Le Tribunal Administratif de Nancy, statuant en référé, a rejeté la demande d’un ancien stagiaire visant à enjoindre au rectorat de lui délivrer une attestation employeur. Le juge a estimé que le requérant n’avait pas démontré l’existence d’une situation d’urgence, condition essentielle pour ce type de mesure provisoire.

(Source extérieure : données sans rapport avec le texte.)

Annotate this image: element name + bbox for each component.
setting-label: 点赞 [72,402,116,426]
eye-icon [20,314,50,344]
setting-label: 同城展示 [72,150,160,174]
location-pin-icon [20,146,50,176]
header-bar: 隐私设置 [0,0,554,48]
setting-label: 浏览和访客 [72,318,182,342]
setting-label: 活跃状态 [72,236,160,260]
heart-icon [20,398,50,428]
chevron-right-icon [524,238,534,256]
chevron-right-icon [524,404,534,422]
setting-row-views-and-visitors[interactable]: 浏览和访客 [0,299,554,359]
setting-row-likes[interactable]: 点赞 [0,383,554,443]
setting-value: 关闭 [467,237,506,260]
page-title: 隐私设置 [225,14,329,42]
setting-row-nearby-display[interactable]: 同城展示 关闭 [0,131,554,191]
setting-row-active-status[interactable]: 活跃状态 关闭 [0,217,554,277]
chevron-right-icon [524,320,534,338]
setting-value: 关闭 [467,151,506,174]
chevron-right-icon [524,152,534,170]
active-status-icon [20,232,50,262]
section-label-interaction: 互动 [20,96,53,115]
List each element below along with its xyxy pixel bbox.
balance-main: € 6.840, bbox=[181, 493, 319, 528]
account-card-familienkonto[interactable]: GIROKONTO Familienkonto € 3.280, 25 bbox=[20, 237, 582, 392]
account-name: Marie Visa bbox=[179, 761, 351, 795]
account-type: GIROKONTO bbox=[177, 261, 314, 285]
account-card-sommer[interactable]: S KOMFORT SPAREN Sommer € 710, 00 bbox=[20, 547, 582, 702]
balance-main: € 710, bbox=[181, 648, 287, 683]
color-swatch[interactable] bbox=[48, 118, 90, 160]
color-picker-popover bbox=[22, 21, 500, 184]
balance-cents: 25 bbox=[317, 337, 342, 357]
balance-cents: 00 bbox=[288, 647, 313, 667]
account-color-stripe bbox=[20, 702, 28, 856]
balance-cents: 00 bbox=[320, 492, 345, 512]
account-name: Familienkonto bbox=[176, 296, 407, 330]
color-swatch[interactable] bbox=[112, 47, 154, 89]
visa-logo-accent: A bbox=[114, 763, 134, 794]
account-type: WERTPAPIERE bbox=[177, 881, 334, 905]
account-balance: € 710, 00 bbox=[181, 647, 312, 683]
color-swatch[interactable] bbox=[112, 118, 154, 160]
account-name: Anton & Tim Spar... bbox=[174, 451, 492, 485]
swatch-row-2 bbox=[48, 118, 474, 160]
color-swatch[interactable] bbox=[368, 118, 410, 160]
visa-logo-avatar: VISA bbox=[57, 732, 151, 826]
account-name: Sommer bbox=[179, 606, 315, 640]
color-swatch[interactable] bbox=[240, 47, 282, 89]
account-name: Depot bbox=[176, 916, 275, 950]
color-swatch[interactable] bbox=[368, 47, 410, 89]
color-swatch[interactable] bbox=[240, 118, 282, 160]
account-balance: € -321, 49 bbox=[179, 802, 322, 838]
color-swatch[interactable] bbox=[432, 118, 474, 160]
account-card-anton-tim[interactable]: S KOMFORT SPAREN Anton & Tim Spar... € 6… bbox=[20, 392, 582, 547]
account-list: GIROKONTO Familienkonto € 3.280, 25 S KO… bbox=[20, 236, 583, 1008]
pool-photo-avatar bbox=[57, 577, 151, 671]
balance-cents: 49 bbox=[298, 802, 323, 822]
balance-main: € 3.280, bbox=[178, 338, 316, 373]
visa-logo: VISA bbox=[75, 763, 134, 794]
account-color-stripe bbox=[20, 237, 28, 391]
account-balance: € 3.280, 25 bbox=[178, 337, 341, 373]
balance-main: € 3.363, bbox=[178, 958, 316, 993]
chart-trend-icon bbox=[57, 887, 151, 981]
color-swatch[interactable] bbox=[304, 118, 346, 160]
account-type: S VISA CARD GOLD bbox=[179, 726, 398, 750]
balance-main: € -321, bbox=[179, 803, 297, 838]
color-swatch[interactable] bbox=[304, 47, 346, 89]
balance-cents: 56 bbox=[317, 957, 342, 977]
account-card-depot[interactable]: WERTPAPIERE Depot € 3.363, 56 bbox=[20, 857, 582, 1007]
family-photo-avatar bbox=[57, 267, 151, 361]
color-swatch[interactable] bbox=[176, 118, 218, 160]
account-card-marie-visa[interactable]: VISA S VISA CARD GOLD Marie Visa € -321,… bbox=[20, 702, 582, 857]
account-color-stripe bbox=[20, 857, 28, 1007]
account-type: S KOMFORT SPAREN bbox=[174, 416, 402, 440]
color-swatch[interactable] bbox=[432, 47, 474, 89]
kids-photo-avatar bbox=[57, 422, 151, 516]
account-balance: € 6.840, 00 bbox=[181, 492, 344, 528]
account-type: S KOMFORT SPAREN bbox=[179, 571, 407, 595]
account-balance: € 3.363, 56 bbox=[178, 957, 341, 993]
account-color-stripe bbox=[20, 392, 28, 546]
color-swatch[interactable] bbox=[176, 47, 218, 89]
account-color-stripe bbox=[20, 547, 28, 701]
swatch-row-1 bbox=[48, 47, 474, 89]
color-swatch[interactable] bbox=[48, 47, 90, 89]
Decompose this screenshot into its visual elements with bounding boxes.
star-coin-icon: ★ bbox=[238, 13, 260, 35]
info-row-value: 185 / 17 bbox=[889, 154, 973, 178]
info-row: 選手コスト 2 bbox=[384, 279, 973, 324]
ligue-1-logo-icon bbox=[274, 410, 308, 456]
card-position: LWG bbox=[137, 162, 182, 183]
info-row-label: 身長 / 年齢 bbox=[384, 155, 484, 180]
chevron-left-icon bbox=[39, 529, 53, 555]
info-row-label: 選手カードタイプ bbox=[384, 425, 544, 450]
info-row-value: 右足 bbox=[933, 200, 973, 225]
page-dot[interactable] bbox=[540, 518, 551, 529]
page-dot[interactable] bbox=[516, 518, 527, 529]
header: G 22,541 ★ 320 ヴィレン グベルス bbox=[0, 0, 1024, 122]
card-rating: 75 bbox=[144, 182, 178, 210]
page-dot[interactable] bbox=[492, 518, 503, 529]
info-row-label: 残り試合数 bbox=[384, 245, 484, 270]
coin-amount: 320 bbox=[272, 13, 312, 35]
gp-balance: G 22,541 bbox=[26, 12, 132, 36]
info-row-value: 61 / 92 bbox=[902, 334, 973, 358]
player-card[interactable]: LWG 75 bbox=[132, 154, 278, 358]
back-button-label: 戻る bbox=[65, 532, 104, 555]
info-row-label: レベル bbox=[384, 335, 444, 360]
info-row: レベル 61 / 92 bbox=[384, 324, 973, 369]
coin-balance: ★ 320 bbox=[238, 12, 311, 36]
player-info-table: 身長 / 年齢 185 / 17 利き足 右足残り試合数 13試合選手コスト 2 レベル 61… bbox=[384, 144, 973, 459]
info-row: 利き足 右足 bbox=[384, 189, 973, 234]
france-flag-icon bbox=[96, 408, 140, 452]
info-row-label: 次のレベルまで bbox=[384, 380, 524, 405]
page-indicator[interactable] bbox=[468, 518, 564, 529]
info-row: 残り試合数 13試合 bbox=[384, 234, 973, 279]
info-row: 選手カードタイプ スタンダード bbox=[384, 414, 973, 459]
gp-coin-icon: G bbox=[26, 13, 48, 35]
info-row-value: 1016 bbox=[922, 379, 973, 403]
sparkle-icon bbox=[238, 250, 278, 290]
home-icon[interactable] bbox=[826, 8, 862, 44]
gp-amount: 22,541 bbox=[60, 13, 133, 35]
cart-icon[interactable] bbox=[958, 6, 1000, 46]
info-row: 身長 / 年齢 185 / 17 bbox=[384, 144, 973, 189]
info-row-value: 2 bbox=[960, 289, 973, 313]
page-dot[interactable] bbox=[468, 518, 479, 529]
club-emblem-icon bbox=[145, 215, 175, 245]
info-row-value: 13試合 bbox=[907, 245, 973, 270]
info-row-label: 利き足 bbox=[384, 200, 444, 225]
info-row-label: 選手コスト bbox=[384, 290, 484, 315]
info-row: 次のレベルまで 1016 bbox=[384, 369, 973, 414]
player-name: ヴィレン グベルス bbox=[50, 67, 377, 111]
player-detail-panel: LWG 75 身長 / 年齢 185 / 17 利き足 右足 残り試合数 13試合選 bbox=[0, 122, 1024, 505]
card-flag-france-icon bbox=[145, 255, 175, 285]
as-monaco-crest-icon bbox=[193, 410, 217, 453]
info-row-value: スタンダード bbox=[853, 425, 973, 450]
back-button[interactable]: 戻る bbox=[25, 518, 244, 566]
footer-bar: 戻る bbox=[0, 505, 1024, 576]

La décision s’appuie sur les dispositions de l’article L. 522-3 du code de justice administrative, qui permet le rejet d’une requête en référé en l’absence de caractère d’urgence.
Texte intégral
Vu la procédure suivante :
Par une requête enregistrée le 20 mars 2026, M. A... B... demande au juge des référés, saisi sur le fondement de l’article L. 521-3 du code de justice administrative :
1°) d’enjoindre au rectorat de Nancy-Metz de lui délivrer sans délai l’attestation employeur pour la période 2023-2024 ;
2°) d’assortir cette injonction d’une astreinte de 150 euros par jour de retard à compter de la notification de l’ordonnance à intervenir.
Il soutient que :
- il existe une situation d’urgence, dès lors qu’il bénéficie d’une promesse d’embauche ferme, à l’issue d’un stage, mais que l’absence d’attestation employeur bloque l’ouverture de ses droits ARE auprès de France Travail, et que sans ces revenus, il est dans l’impossibilité de financer les frais liés à sa reprise d’emploi ;
- la mesure est utile, dès lors que l’attestation employeur est un document social obligatoire, qui doit être remis par l’employeur en fin de contrat ;
- cette demande est purement conservatoire et ne préjuge pas de la procédure de fond concernant la requalification des heures.
Vu les autres pièces du dossier ;
Vu :
le code du travail ;
le code de justice administrative.
La présidente du tribunal a désigné Mme Samson-Dye, vice-présidente, en application de l’article L. 511-2 du code de justice administrative pour statuer sur les demandes de référés.
Considérant ce qui suit :
Aux termes de l’article L. 521-3 du code de justice administrative : « En cas d'urgence et sur simple requête qui sera recevable même en l'absence de décision administrative préalable, le juge des référés peut ordonner toutes autres mesures utiles sans faire obstacle à l'exécution d'aucune décision administrative. » Aux termes de l'article L. 522-3 du même code : « Lorsque la demande ne présente pas de caractère d’urgence (…) le juge des référés peut la rejeter par une ordonnance motivée sans qu'il y ait lieu d'appliquer les deux premiers alinéas de l'article L. 522-1 ».
Pour démontrer l’existence d’une situation d’urgence, le requérant fait valoir qu’il bénéficie d’une promesse d’embauche ferme, à l’issue d’un stage, mais que l’absence d’attestation employeur bloque l’ouverture de ses droits auprès de France Travail, et que sans ces revenus, il est dans l’impossibilité de financer les frais liés à sa reprise d’emploi. Toutefois, les documents qu’il produit ne démontrent pas l’existence effective d’une telle situation d’urgence. En l’absence d’urgence, il y a lieu de rejeter la requête de M. B... sur le fondement de l’article L. 522-3 du code de justice administrative.
O R D O N N E :
Article 1er : La requête de M. B... est rejetée.
Article 2 : La présente ordonnance sera notifiée à M. A... B....
Fait à Nancy, le 23 mars 2026.
La juge des référés,
A. Samson-Dye
La République mande et ordonne au préfet des Vosges en ce qui le concerne ou à tous commissaires de justice à ce requis en ce qui concerne les voies de droit commun contre les parties privées, de pourvoir à l’exécution de la présente décision.